Enhanced scores on the physical functioning and fatigue subscales were also observed in the D-Rd arm vs Rd alone. At cycle 36, the threshold for minimally important change in the physical functioning subscale was met in 42.5% vs 27.7% of the respective groups (OR, 1.93: 95% CI, 1.18-3.14); at cycle 60, it was met in 45.6% vs 23.9%, respectively (OR, 2.67; 95% CI, 1.23-5.77). At cycles 36 and 60, the threshold for minimally important change in the fatigue subscale was 45.4% with D-Rd vs 29.4% Rd alone (OR, 2.00; 95% CI, 1.24-3.23) and 45.6% vs 32.6% (OR, 1.73; 95% CI, 0.85-3.55), respectively.
“The current results extend the findings from the 1-year analysis of HRQOL in the ITT population and in subgroups according to age, ECOG [performance status], and depth of treatment response,” Aurore Perrot, MD, PhD, associate professor in hematology at the University of Toulouse, France, wrote in the publication with study coinvestigators.1 “The addition of the frail subgroup in this updated analysis is clinically relevant, as frailty status takes into account patient comorbidities and ECOG [performance status] in addition to age, providing more granularity on patient status, as patient fitness is not dictated by age alone.”

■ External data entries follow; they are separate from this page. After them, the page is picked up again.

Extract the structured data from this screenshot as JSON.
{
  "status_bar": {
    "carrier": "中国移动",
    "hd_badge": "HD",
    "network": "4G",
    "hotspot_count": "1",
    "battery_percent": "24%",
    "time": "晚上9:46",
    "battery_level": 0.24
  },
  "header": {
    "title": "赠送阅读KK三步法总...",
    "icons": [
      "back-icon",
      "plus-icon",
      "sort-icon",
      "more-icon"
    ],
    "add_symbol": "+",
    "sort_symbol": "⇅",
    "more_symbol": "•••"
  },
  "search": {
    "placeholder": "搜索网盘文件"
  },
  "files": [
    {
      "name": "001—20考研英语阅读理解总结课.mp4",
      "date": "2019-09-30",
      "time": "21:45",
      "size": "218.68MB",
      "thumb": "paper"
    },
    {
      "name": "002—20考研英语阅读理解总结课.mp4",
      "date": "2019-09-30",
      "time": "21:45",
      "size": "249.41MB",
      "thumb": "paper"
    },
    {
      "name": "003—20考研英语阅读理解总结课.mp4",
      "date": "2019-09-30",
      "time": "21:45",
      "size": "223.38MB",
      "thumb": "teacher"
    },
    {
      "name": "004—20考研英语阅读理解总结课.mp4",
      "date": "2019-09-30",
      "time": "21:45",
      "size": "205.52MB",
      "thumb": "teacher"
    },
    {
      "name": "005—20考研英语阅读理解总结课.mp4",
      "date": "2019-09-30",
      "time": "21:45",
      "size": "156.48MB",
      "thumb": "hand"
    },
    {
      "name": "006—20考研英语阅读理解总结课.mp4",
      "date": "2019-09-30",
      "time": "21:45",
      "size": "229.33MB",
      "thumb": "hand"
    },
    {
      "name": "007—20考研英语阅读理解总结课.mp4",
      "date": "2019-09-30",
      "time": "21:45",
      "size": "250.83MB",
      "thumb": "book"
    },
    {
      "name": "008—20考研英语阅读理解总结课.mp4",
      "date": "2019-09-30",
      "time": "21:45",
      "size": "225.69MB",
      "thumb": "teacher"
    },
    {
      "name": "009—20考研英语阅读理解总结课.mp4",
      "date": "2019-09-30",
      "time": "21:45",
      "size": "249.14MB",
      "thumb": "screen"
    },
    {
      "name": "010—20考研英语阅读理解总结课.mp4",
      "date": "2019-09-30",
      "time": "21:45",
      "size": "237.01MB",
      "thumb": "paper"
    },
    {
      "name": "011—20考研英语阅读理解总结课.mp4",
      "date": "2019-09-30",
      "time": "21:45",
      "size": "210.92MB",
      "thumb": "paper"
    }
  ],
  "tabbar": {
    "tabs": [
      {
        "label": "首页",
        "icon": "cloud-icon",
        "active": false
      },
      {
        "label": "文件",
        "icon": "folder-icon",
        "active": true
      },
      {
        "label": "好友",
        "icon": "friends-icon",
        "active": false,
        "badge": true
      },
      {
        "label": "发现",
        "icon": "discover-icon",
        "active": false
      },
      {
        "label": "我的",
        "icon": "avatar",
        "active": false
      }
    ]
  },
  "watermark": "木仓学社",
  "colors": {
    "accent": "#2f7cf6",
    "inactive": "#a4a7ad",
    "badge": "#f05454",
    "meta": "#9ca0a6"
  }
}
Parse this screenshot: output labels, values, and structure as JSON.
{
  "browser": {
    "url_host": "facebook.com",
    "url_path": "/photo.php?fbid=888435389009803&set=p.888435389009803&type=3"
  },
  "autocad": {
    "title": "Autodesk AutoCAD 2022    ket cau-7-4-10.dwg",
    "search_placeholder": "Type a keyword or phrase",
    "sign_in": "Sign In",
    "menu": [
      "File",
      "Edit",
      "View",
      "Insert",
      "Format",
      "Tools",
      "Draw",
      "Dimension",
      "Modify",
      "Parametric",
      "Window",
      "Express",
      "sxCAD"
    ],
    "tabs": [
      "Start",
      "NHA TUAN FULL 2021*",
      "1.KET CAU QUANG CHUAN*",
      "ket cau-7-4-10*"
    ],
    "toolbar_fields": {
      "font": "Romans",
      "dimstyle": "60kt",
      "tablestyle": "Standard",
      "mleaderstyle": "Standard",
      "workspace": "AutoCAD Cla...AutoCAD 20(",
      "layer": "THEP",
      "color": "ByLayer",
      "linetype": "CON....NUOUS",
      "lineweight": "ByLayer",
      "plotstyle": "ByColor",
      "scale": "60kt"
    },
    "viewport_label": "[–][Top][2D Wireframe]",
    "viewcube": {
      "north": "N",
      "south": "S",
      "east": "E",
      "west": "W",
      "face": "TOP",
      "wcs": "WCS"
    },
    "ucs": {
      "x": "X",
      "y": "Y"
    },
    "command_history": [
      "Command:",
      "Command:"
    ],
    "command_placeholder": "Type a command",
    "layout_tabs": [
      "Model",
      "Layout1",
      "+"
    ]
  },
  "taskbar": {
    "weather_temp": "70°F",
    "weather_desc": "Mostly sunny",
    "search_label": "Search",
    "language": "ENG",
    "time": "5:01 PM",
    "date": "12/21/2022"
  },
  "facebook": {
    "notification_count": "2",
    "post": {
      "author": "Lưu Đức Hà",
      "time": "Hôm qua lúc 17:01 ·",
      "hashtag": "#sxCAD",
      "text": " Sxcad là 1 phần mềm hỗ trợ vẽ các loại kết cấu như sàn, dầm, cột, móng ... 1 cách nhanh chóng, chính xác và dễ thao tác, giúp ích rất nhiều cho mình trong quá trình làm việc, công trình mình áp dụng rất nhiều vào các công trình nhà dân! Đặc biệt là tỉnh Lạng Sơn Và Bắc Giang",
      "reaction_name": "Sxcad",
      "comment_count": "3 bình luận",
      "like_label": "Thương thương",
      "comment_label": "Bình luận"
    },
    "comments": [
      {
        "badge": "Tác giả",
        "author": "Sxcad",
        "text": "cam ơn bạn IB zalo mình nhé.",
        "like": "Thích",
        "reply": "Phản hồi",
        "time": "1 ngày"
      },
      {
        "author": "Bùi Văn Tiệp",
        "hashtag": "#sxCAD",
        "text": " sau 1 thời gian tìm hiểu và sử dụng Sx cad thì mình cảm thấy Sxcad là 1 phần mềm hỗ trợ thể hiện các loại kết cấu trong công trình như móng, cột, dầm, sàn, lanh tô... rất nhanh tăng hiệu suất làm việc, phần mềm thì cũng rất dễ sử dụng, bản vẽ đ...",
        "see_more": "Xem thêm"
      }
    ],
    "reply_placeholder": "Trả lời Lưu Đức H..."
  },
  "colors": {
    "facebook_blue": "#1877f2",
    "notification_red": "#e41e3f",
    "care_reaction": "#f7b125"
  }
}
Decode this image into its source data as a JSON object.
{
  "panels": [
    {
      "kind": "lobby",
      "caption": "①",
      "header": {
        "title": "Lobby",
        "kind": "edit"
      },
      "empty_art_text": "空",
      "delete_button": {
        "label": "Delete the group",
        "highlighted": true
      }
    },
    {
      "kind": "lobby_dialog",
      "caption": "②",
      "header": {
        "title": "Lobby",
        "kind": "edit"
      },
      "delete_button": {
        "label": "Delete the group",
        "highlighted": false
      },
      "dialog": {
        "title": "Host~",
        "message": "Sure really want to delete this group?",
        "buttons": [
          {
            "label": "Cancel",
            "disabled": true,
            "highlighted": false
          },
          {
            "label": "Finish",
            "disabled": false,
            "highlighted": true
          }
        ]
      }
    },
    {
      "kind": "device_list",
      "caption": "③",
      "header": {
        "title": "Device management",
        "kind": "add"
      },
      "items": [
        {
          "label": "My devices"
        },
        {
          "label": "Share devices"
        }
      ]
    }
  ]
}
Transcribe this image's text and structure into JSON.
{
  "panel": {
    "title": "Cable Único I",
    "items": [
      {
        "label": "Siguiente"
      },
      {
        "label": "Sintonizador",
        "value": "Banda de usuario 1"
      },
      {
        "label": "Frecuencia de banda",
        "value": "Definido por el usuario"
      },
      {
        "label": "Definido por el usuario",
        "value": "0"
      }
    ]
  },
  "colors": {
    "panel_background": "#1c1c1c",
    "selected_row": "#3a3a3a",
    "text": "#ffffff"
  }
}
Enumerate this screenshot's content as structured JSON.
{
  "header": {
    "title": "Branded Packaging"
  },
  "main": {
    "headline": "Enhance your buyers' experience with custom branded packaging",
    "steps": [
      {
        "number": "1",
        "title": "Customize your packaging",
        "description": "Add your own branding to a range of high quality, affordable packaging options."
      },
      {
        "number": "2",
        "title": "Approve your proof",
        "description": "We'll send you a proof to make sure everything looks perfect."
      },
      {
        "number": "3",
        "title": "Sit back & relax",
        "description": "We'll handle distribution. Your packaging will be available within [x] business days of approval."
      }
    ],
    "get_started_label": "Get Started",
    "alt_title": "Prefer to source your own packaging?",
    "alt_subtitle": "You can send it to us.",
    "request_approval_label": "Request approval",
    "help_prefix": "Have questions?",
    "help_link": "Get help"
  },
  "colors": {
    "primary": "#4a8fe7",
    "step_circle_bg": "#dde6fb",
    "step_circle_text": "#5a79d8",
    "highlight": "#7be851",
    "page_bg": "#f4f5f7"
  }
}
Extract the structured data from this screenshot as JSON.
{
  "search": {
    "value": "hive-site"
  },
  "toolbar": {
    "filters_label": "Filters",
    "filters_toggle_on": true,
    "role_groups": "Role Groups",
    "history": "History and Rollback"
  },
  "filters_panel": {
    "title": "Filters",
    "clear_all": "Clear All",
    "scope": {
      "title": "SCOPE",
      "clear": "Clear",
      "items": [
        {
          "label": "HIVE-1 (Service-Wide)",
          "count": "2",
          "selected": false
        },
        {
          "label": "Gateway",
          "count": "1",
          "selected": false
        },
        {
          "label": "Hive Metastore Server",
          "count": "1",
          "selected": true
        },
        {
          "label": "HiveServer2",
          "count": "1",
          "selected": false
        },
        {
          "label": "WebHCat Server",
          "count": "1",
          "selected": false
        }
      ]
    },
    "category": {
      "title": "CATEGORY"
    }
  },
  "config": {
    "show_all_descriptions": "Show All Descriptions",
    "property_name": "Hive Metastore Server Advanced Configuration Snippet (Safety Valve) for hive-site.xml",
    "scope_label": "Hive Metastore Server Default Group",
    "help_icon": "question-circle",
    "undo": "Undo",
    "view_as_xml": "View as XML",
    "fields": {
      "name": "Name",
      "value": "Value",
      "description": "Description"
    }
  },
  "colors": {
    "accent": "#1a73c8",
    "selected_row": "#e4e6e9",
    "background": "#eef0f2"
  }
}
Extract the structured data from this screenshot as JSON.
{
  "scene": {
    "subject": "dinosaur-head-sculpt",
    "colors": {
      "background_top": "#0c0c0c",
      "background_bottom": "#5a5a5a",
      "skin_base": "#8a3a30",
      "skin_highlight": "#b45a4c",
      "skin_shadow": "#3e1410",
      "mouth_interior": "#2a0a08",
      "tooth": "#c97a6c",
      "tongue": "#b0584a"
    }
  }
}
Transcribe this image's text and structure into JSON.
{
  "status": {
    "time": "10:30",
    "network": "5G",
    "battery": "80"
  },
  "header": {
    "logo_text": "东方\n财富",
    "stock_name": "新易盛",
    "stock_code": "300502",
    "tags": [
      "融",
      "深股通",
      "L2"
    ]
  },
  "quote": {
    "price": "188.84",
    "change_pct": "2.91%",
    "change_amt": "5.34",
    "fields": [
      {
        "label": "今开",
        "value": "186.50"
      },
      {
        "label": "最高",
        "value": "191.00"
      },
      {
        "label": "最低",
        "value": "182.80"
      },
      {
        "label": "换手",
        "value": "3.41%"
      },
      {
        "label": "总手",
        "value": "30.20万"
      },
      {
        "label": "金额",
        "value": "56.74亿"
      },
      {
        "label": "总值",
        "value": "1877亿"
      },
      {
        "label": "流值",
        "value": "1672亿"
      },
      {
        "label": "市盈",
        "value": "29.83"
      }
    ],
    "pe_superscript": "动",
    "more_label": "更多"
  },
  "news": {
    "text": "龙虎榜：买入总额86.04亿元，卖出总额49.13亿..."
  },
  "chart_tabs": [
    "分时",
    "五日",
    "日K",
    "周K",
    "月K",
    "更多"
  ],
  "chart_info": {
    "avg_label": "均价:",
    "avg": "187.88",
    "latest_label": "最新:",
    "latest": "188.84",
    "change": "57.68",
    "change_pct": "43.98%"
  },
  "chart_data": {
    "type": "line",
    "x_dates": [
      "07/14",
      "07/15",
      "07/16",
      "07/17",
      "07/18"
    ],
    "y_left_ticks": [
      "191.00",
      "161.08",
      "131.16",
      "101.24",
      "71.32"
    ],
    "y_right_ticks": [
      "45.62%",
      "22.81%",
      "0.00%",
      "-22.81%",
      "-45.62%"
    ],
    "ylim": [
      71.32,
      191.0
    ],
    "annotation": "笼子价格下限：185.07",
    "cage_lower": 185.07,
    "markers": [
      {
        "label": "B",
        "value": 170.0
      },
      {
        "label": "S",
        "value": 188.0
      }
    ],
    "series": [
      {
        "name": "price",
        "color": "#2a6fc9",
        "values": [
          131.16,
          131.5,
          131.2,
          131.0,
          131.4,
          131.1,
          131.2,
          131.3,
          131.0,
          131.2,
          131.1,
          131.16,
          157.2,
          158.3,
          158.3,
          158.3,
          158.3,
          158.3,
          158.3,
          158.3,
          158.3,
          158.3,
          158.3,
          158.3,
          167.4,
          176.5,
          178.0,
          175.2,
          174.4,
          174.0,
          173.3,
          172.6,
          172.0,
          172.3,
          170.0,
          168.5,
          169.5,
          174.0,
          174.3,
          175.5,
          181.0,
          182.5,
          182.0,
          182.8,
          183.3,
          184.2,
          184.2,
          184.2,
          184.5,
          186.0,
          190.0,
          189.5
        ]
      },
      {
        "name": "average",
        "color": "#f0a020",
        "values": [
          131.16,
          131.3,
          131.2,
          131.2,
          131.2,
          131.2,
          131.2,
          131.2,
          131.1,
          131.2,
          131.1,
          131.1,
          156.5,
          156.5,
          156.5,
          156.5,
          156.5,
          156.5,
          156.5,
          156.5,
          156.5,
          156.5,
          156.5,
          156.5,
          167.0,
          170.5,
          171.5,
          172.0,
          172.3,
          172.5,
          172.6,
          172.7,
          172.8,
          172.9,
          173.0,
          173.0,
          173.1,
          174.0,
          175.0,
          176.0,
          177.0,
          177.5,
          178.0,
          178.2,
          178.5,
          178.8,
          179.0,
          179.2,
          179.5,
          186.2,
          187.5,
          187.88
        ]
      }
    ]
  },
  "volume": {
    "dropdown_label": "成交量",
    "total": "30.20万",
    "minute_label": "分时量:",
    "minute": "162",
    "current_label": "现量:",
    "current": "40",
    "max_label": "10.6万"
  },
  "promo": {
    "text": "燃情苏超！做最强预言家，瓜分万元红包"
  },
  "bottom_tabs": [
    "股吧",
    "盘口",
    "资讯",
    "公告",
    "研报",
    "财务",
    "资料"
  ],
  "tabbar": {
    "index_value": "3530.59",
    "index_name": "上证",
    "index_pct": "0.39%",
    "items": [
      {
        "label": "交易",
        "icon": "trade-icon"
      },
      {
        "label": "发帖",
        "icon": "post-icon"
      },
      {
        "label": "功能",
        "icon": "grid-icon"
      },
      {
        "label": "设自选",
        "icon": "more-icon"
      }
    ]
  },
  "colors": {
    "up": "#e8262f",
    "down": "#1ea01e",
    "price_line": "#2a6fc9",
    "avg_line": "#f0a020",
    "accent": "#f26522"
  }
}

Patients with transplant-ineligible NDMM and an ECOG performance status score of 0 to 2 in the phase 3 MAIA study were randomly assigned 1:1 to receive D-Rd or Rd alone. Those enrolled were stratified by International Staging System (ISS) disease stage, geographic region, and age.
In both arms, patients received 40 mg of oral or intravenous dexamethasone once weekly, reduced to 20 mg for patients older than 75 years, and 35 mg of oral lenalidomide once daily for days 1 to 21 of 28-cycles, with dose adjustments permitted for renal insufficiency. In the investigational arm, patients received 16 mg/kg of intravenous daratumumab once weekly for 8 weeks, followed by every other week for 16 weeks, and every 4 weeks starting cycle 7. Treatment was received until disease progression or unacceptable toxicity.
Patient-reported outcomes were assessed using the European Organisation for Research and Treatment of Cancer QOL questionnaire core 30 (EORTC QLQ-C30). This assessment comprises a GHS assessment, 5 functional scales, 3 symptom scales, and 6 single items, with patients completing assessments at baseline; on day 1 of cycles 3, 6, 9, and 12; and day 1 of every sixth subsequent cycle until treatment discontinuation. Scores were transformed to a scale of 0 to 100.
The primary end point of the study was progression-free survival.2 Secondary end points included complete response rate, very good partial response rate, minimal residual disease rate, overall response rate, overall survival, and safety.